How Does A Balanced Fund Work?

Author: Charles Ouko

Balanced funds are mutual funds invested in both bonds and stocks. Bonds provide income, and balanced funds purchase equities to profit from gain. A balanced mutual fund's portfolio typically consists of between 50% and 70% equities, with the remaining 30% or so being made up of bonds.

Balanced Funds: An Overview

In one mutual fund, a balanced fund—also referred to as a blended fund—offers investors a balanced combination of bonds and stocks. A balanced fund offers investors long-term growth potential and an income stream by combining a big allocation to equities with a smaller exposure to bonds.

A very high level of investment diversification is offered to investors by balanced funds, which possess thousands of assets. The traditional strategy is for a balanced fund to allocate 60% of its holdings to stocks and 40% to bonds. However, actively managed funds selected by professional investors and not dependent on market indices have the freedom to stray somewhat from the traditional 60/40 mix.

How Does it Work?

A balanced fund serves as a diversified set-it-and-forget-it portfolio. The fund accepts your investment, which is immediately dispersed among various investments depending on the fund's specified asset allocation, much like a Robo-advisor.

A balanced fund balances its portfolio when the bond or stock part veers too far from its overall target allocation.

Equities are sold during bull markets when the stock component rises to make up an excessive amount of the total fund, and the proceeds are then reinvested into the bond component to balance it. The converse frequently occurs in a bear market, where the fund will reduce its bond holdings when the stock part falls below its overall target allocation.
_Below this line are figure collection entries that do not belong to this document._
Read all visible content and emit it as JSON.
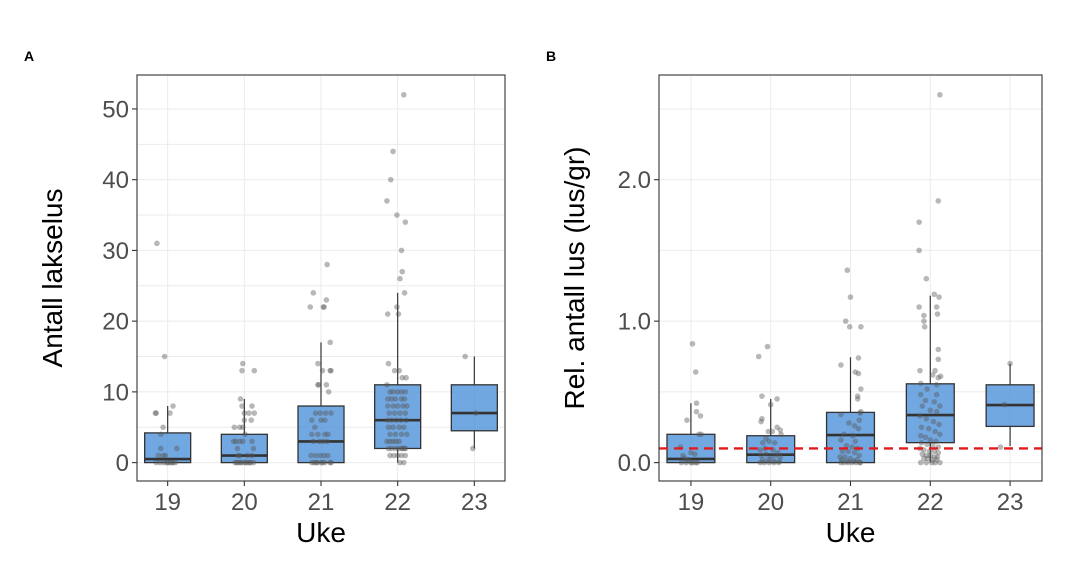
{
  "chart_data": [
    {
      "type": "box",
      "panel_label": "A",
      "title": "",
      "xlabel": "Uke",
      "ylabel": "Antall lakselus",
      "categories": [
        "19",
        "20",
        "21",
        "22",
        "23"
      ],
      "ylim": [
        -2.6,
        54.8
      ],
      "yticks": [
        0,
        10,
        20,
        30,
        40,
        50
      ],
      "ytick_labels": [
        "0",
        "10",
        "20",
        "30",
        "40",
        "50"
      ],
      "grid": true,
      "fill_color": "#4a90d9",
      "boxes": [
        {
          "category": "19",
          "whisker_low": 0,
          "q1": 0,
          "median": 0.5,
          "q3": 4.2,
          "whisker_high": 8
        },
        {
          "category": "20",
          "whisker_low": 0,
          "q1": 0,
          "median": 1,
          "q3": 4,
          "whisker_high": 9
        },
        {
          "category": "21",
          "whisker_low": 0,
          "q1": 0,
          "median": 3,
          "q3": 8,
          "whisker_high": 17
        },
        {
          "category": "22",
          "whisker_low": 0,
          "q1": 2,
          "median": 6,
          "q3": 11,
          "whisker_high": 24
        },
        {
          "category": "23",
          "whisker_low": 2,
          "q1": 4.5,
          "median": 7,
          "q3": 11,
          "whisker_high": 15
        }
      ],
      "points": [
        {
          "category": "19",
          "jitter": [
            -0.14,
            -0.04,
            0.07,
            -0.16,
            -0.15,
            0.03,
            -0.06,
            -0.09,
            -0.09,
            0.12,
            -0.12,
            -0.06,
            -0.03,
            0.0,
            0.05,
            -0.15,
            -0.1,
            -0.05,
            -0.01,
            0.03,
            0.07,
            0.1
          ],
          "y": [
            31,
            15,
            8,
            7,
            7,
            7,
            5,
            4,
            2,
            2,
            1,
            1,
            1,
            0,
            0,
            0,
            0,
            0,
            0,
            0,
            0,
            0
          ]
        },
        {
          "category": "20",
          "jitter": [
            -0.02,
            -0.03,
            0.13,
            -0.05,
            -0.03,
            0.1,
            0.0,
            0.06,
            0.0,
            0.13,
            0.09,
            -0.13,
            -0.06,
            -0.02,
            0.01,
            -0.14,
            -0.11,
            -0.06,
            -0.02,
            0.1,
            -0.09,
            0.12,
            -0.08,
            -0.06,
            0.04,
            0.1,
            -0.12,
            -0.08,
            -0.04,
            0.0,
            0.04,
            0.08,
            0.12,
            -0.1,
            -0.05,
            0.02,
            0.07
          ],
          "y": [
            14,
            13,
            13,
            9,
            8,
            8,
            7,
            7,
            6,
            7,
            6,
            5,
            5,
            5,
            4,
            3,
            3,
            3,
            3,
            3,
            2,
            2,
            1,
            1,
            1,
            1,
            0,
            0,
            0,
            0,
            0,
            0,
            0,
            0,
            0,
            0,
            0
          ]
        },
        {
          "category": "21",
          "jitter": [
            0.08,
            -0.1,
            0.07,
            -0.14,
            0.03,
            0.04,
            0.12,
            0.13,
            -0.04,
            0.02,
            0.12,
            -0.04,
            -0.03,
            0.07,
            0.1,
            -0.07,
            -0.01,
            0.06,
            0.13,
            -0.12,
            0.0,
            0.05,
            -0.08,
            -0.12,
            -0.04,
            0.05,
            0.09,
            -0.1,
            -0.02,
            0.03,
            0.08,
            -0.13,
            -0.07,
            -0.01,
            0.04,
            0.09,
            0.13,
            -0.06,
            0.02,
            -0.12,
            -0.09,
            -0.05,
            0.0,
            0.05,
            0.12
          ],
          "y": [
            28,
            24,
            23,
            22,
            22,
            22,
            17,
            13,
            14,
            13,
            13,
            11,
            11,
            11,
            10,
            7,
            7,
            7,
            7,
            6,
            6,
            6,
            5,
            4,
            4,
            4,
            4,
            3,
            3,
            3,
            3,
            1,
            1,
            1,
            1,
            1,
            0,
            0,
            0,
            0,
            0,
            0,
            0,
            0,
            0
          ]
        },
        {
          "category": "22",
          "jitter": [
            0.08,
            -0.06,
            -0.09,
            -0.14,
            -0.01,
            0.1,
            0.05,
            0.06,
            0.03,
            0.09,
            -0.01,
            -0.13,
            0.01,
            -0.12,
            -0.04,
            0.02,
            0.06,
            0.11,
            -0.14,
            -0.1,
            -0.06,
            0.0,
            0.05,
            0.1,
            -0.13,
            -0.08,
            -0.03,
            0.05,
            0.09,
            -0.13,
            -0.06,
            0.0,
            0.07,
            0.12,
            -0.11,
            -0.04,
            0.03,
            0.1,
            -0.13,
            -0.08,
            -0.02,
            0.04,
            0.11,
            -0.12,
            -0.06,
            0.02,
            0.08,
            -0.1,
            -0.03,
            0.05,
            0.12,
            -0.14,
            -0.1,
            -0.06,
            -0.02,
            0.02,
            0.06,
            0.1,
            -0.12,
            -0.08,
            -0.03,
            0.01,
            0.05,
            0.09,
            -0.1,
            -0.05,
            0.0,
            0.05,
            0.1,
            0.03,
            0.08
          ],
          "y": [
            52,
            44,
            40,
            37,
            35,
            34,
            30,
            27,
            26,
            24,
            22,
            21,
            21,
            14,
            13,
            13,
            12,
            12,
            11,
            10,
            10,
            10,
            10,
            10,
            9,
            9,
            9,
            9,
            9,
            8,
            8,
            8,
            8,
            8,
            7,
            7,
            7,
            7,
            6,
            6,
            6,
            6,
            6,
            5,
            5,
            5,
            5,
            4,
            4,
            4,
            4,
            3,
            3,
            3,
            3,
            3,
            2,
            2,
            2,
            2,
            2,
            2,
            2,
            2,
            1,
            1,
            1,
            1,
            1,
            0,
            0
          ]
        },
        {
          "category": "23",
          "jitter": [
            -0.12,
            0.02,
            -0.02
          ],
          "y": [
            15,
            7,
            2
          ]
        }
      ]
    },
    {
      "type": "box",
      "panel_label": "B",
      "title": "",
      "xlabel": "Uke",
      "ylabel": "Rel. antall lus (lus/gr)",
      "categories": [
        "19",
        "20",
        "21",
        "22",
        "23"
      ],
      "ylim": [
        -0.13,
        2.74
      ],
      "yticks": [
        0.0,
        1.0,
        2.0
      ],
      "ytick_labels": [
        "0.0",
        "1.0",
        "2.0"
      ],
      "grid": true,
      "fill_color": "#4a90d9",
      "reference_line": {
        "y": 0.1,
        "color": "#e31a1c",
        "style": "dashed"
      },
      "boxes": [
        {
          "category": "19",
          "whisker_low": 0,
          "q1": 0,
          "median": 0.026,
          "q3": 0.2,
          "whisker_high": 0.42
        },
        {
          "category": "20",
          "whisker_low": 0,
          "q1": 0,
          "median": 0.056,
          "q3": 0.19,
          "whisker_high": 0.45
        },
        {
          "category": "21",
          "whisker_low": 0,
          "q1": 0,
          "median": 0.195,
          "q3": 0.355,
          "whisker_high": 0.745
        },
        {
          "category": "22",
          "whisker_low": 0,
          "q1": 0.141,
          "median": 0.336,
          "q3": 0.557,
          "whisker_high": 1.18
        },
        {
          "category": "23",
          "whisker_low": 0.117,
          "q1": 0.256,
          "median": 0.407,
          "q3": 0.55,
          "whisker_high": 0.7
        }
      ],
      "points": [
        {
          "category": "19",
          "jitter": [
            0.02,
            0.06,
            0.07,
            0.07,
            0.12,
            -0.05,
            0.13,
            0.1,
            -0.13,
            0.0,
            -0.1,
            0.05,
            -0.08,
            -0.03,
            0.02,
            0.08,
            -0.12,
            -0.06,
            0.0,
            0.06
          ],
          "y": [
            0.84,
            0.64,
            0.42,
            0.36,
            0.33,
            0.3,
            0.2,
            0.2,
            0.11,
            0.07,
            0.05,
            0.06,
            0.03,
            0.02,
            0.0,
            0.0,
            0.0,
            0.0,
            0.0,
            0.0
          ]
        },
        {
          "category": "20",
          "jitter": [
            -0.04,
            -0.15,
            0.08,
            -0.11,
            0.0,
            0.08,
            -0.11,
            -0.12,
            -0.03,
            0.02,
            0.12,
            -0.06,
            0.13,
            -0.1,
            -0.02,
            0.05,
            -0.13,
            -0.07,
            0.03,
            0.09,
            -0.12,
            -0.06,
            0.0,
            0.06,
            0.12,
            -0.1,
            -0.03,
            0.04,
            0.11,
            -0.13,
            -0.08,
            -0.02,
            0.04,
            0.1
          ],
          "y": [
            0.82,
            0.75,
            0.45,
            0.47,
            0.41,
            0.25,
            0.31,
            0.29,
            0.22,
            0.22,
            0.23,
            0.17,
            0.2,
            0.14,
            0.15,
            0.14,
            0.09,
            0.1,
            0.09,
            0.07,
            0.05,
            0.06,
            0.04,
            0.05,
            0.04,
            0.02,
            0.02,
            0.01,
            0.01,
            0.0,
            0.0,
            0.0,
            0.0,
            0.0
          ]
        },
        {
          "category": "21",
          "jitter": [
            -0.04,
            0.0,
            -0.06,
            -0.01,
            0.13,
            -0.12,
            0.1,
            0.06,
            0.1,
            0.13,
            0.09,
            0.09,
            0.13,
            0.12,
            0.11,
            -0.12,
            -0.02,
            0.05,
            0.1,
            -0.08,
            0.03,
            -0.12,
            0.06,
            -0.05,
            0.02,
            0.09,
            -0.1,
            -0.03,
            0.05,
            0.11,
            -0.13,
            -0.07,
            0.0,
            0.08,
            -0.11,
            -0.04,
            0.04,
            0.12,
            -0.12,
            -0.08,
            -0.03,
            0.02,
            0.07,
            0.12
          ],
          "y": [
            1.36,
            1.17,
            1.0,
            0.96,
            0.96,
            0.69,
            0.74,
            0.64,
            0.63,
            0.52,
            0.47,
            0.45,
            0.36,
            0.35,
            0.3,
            0.34,
            0.28,
            0.26,
            0.24,
            0.2,
            0.19,
            0.16,
            0.15,
            0.12,
            0.11,
            0.1,
            0.08,
            0.08,
            0.07,
            0.05,
            0.04,
            0.04,
            0.03,
            0.02,
            0.02,
            0.01,
            0.01,
            0.0,
            0.0,
            0.0,
            0.0,
            0.0,
            0.0,
            0.0
          ]
        },
        {
          "category": "22",
          "jitter": [
            0.12,
            0.1,
            -0.14,
            -0.14,
            -0.05,
            0.05,
            0.11,
            0.08,
            -0.14,
            -0.08,
            -0.08,
            0.09,
            -0.07,
            0.1,
            0.1,
            0.06,
            -0.13,
            0.03,
            0.1,
            0.13,
            -0.12,
            0.08,
            -0.04,
            -0.12,
            0.08,
            -0.06,
            0.05,
            0.12,
            -0.1,
            0.0,
            0.08,
            -0.13,
            -0.05,
            0.04,
            0.11,
            -0.11,
            -0.02,
            0.06,
            0.12,
            -0.12,
            -0.06,
            0.0,
            0.07,
            -0.11,
            -0.04,
            0.03,
            0.1,
            -0.13,
            -0.08,
            -0.01,
            0.05,
            0.1,
            -0.1,
            -0.05,
            0.0,
            0.05,
            0.09,
            -0.08,
            -0.03,
            0.02,
            0.08,
            -0.12,
            -0.05,
            0.02,
            0.06,
            0.12
          ],
          "y": [
            2.6,
            1.85,
            1.7,
            1.5,
            1.3,
            1.19,
            1.17,
            1.1,
            1.1,
            1.0,
            1.04,
            1.05,
            0.96,
            0.8,
            0.73,
            0.65,
            0.65,
            0.62,
            0.6,
            0.61,
            0.56,
            0.55,
            0.52,
            0.48,
            0.48,
            0.44,
            0.43,
            0.4,
            0.4,
            0.37,
            0.36,
            0.33,
            0.31,
            0.29,
            0.27,
            0.25,
            0.24,
            0.22,
            0.2,
            0.19,
            0.18,
            0.16,
            0.15,
            0.14,
            0.13,
            0.12,
            0.11,
            0.1,
            0.09,
            0.08,
            0.08,
            0.07,
            0.06,
            0.05,
            0.05,
            0.04,
            0.04,
            0.03,
            0.03,
            0.02,
            0.02,
            0.0,
            0.0,
            0.0,
            0.0,
            0.0
          ]
        },
        {
          "category": "23",
          "jitter": [
            0.0,
            -0.07,
            -0.12
          ],
          "y": [
            0.7,
            0.41,
            0.11
          ]
        }
      ]
    }
  ]
}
Instead of target-date funds, Balanced funds don't adjust or vary their proportions over time and aren't concerned with your age. The stock/bond allocation for a balanced fund investor aged 35 is the same as for one aged 65.

The equities and bonds in a target-date fund are chosen depending on age. There is a greater emphasis on equities for younger investors with lots of time until retirement.

The benefits of balanced funds

Balanced funds provide a straightforward strategy that tackles some of the most crucial aspects of effective long-term investing in an investment environment where thousands of exchange-traded (ETFs) and mutual funds are selected.

Instant diversification. You can invest in a diverse portfolio that likely contains hundreds of stocks and bonds with just one investment. A balanced fund might be an appropriate starting point if your portfolio is currently sitting in cash and you're having trouble getting started.

Do not struggle against your emotions. "Buy low, sell high" is a key for successful investment. However, buying additional stock during a down market and selling equities while performing well can be challenging. You don't have to worry about this behavioral difficulty because balanced funds periodically rebalance to keep in line with their initial asset allocation mix.

With a built-in bad market cushion, there is a substantial upside. U.S. stock returns have historically averaged 10.3% annually annualized. That is superior to the portfolio's average annualized 9.1 percent return, comprised of 60% stocks and 40% bonds. However, the cost of owning some bonds can be worth it if you find downturn markets unsettling.